Wirtschaft

Große Pläne in Frankfurt Deutsche Börse übernimmt Axioma

RTX5I5W8.jpg

Die Amerikaner investieren fast eine Dreiviertelmilliarde Dollar in den Axioma-Deal: Und bekommen dafür einen Anteil von rund 19 Prozent.

(Foto: REUTERS)

Deutschlands wichtigster Marktbetreiber will sich mit einem komplexen Schachzug am Weltmarkt in Position bringen: Dank der finanzkräftigen Hilfe eines US-Geldgebers kann die Deutsche Börse ihr Indexgeschäft mit einem Spezialanbieter verschmelzen.
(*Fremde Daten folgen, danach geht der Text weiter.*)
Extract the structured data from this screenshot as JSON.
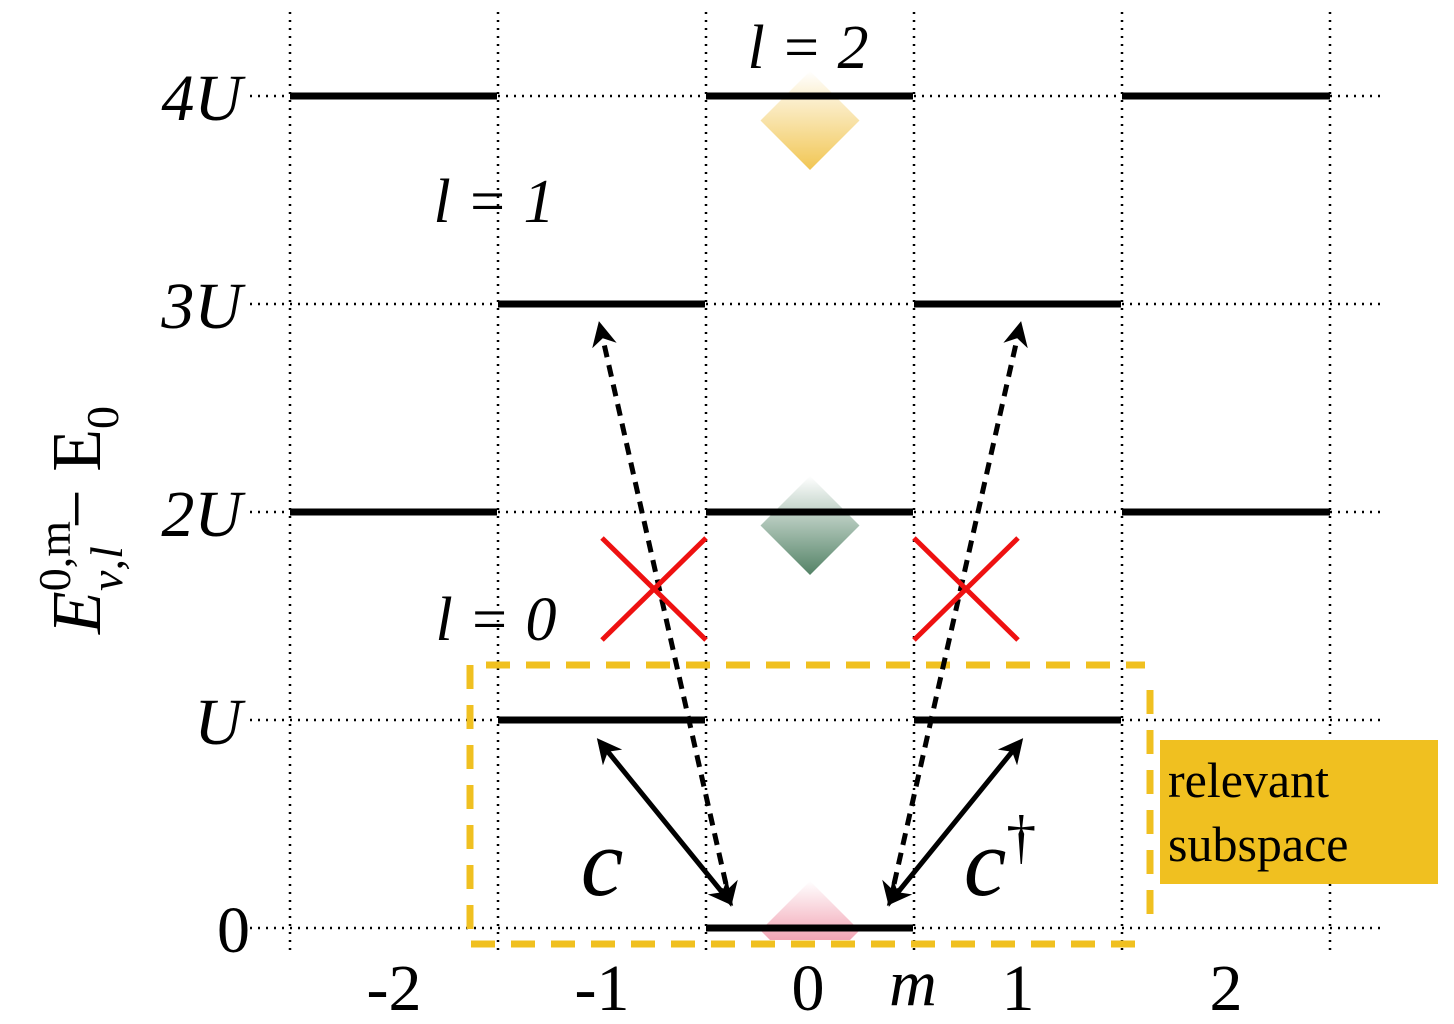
{
  "y_axis": {
    "label_main": "E",
    "label_sup": "0,m",
    "label_sub": "ν,l",
    "label_rest": " − E",
    "label_rest_sub": "0",
    "ticks": [
      "0",
      "U",
      "2U",
      "3U",
      "4U"
    ]
  },
  "x_axis": {
    "ticks": [
      "-2",
      "-1",
      "0",
      "1",
      "2"
    ],
    "variable": "m"
  },
  "bands": [
    {
      "label": "l = 0",
      "color": "#e8607c"
    },
    {
      "label": "l = 1",
      "color": "#4a7c5e"
    },
    {
      "label": "l = 2",
      "color": "#f0c040"
    }
  ],
  "levels": [
    {
      "m": -2,
      "energy": "2U"
    },
    {
      "m": -2,
      "energy": "4U"
    },
    {
      "m": -1,
      "energy": "U"
    },
    {
      "m": -1,
      "energy": "3U"
    },
    {
      "m": 0,
      "energy": "0"
    },
    {
      "m": 0,
      "energy": "2U"
    },
    {
      "m": 0,
      "energy": "4U"
    },
    {
      "m": 1,
      "energy": "U"
    },
    {
      "m": 1,
      "energy": "3U"
    },
    {
      "m": 2,
      "energy": "2U"
    },
    {
      "m": 2,
      "energy": "4U"
    }
  ],
  "operators": {
    "annihilation": "c",
    "creation": "c",
    "creation_sup": "†"
  },
  "legend": {
    "line1": "relevant",
    "line2": "subspace",
    "color": "#f0c020"
  },
  "forbidden_marker_color": "#ee1111"
}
Die Deutsche Börse will den Anbieter von Portfolio- und Risikomanagementlösungen Axioma übernehmen und ihn mit dem eigenen Indexgeschäft zusammenführen. Durch die Fusion soll ein führender Informationsanbieter für institutionelle Investoren entstehen, teilte die Deutsche Börse am Abend mit.

Deutsche Börse
Deutsche Börse 129,85

Das Frankfurter Unternehmen will demnach sein gesamtes Indexgeschäft (Stoxx und Dax) mit Axioma zusammenführen, um "ein neues Unternehmen mit starkem Wertschöpfungspotenzial zu schaffen", wie es in der Mitteilung weiter heißt.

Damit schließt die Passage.